Polnische Pflegekräfte in Deutschland – gefragt wie nie

Die Nachfrage nach ausländischen Pflegekräften, die in Deutschland arbeiten, ist in den letzten Jahren massiv gestiegen.

In vielen Pflegeheimen und ambulanten Pflegediensten kümmern sich bereits jetzt viele Betreuer mit ausländischen Wurzeln um deutsche Pflegebedürftige und sorgen für einen Ausgleich des Pflegenotstands in Deutschland, wenn auch aktuell der Bedarf nicht gedeckt werden kann. SunaCare möchte im Folgenden erklären, wie woher die ausländischen Pflegekräfte in Deutschland kommen und wo sie tätig sind.

Woher kommen die Pflegekräfte?

Eine Studie des Statistischen Bundesamtes aus dem Jahr 2013 belegt, dass zu dieser Zeit bereits fast 380.000 ausländische Pflegekräfte in der Altenpflege in Deutschland tätig waren. Die Zahlen dürften sich mittlerweile jedoch deutlich erhöht haben. Die Pflegekräfte kommen dabei hauptsächlich aus folgenden Ländern:

  • 76.000 aus Polen
  • 47.000 aus Bosnien und Herzegowina
  • 31.000 aus Kasachstan

Eine große Zahl an Betreuern stammt darüber hinaus aus China und Vietnam.

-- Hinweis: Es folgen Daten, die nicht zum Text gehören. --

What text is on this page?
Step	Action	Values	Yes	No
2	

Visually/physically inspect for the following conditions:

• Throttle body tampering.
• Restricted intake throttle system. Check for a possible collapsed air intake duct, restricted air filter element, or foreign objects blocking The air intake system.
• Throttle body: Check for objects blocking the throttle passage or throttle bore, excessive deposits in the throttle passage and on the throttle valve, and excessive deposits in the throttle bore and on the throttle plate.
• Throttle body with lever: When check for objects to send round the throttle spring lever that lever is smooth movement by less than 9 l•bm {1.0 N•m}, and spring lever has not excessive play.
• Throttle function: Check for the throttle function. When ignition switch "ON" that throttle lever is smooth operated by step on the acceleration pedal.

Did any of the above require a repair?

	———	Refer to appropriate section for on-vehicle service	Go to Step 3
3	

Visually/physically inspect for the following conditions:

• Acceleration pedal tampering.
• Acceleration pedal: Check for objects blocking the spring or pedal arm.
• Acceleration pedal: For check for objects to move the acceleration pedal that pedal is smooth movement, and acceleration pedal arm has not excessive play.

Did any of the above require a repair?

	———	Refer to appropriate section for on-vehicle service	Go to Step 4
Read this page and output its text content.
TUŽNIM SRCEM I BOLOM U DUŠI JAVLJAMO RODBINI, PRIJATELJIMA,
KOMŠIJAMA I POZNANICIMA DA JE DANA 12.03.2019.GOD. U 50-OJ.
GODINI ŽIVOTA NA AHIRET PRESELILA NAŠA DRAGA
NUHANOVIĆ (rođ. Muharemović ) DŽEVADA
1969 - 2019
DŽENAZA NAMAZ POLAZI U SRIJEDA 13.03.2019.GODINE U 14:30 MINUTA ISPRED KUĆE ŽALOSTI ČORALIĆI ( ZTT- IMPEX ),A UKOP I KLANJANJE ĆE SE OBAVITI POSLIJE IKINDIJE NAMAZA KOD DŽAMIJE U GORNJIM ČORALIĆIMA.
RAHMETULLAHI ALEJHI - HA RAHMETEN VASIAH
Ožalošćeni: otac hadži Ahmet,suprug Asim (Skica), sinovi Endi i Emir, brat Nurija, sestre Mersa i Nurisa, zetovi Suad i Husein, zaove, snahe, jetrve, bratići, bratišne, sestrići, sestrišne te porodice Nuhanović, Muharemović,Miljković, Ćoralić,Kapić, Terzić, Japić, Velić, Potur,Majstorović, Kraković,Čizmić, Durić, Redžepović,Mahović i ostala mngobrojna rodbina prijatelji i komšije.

Dennoch kommt das Gros der Betreuungskräfte aus dem osteuropäischen Raum, speziell aus Polen. Die Gründe, weshalb polnische Pflegekräfte in Deutschland arbeiten möchten, sind dabei vielfältig. Zum einen liegt dies an der prekären Arbeitsmarktsituation und den niedrigen Löhnen daheim. Im Gegensatz dazu liegen die Gehälter in Deutschland im Schnitt deutlich über dem durchschnittlichen Monatsgehalt einer Pflegekraft in Polen. Dadurch, dass viele polnische Betreuungskräfte bereits gutes bis sehr gutes Deutsch sprechen und in Deutschland ein akuter Mangel an Altenpflegern besteht, stellt dies eine „Win-Win-Situation“ für beide Seiten dar.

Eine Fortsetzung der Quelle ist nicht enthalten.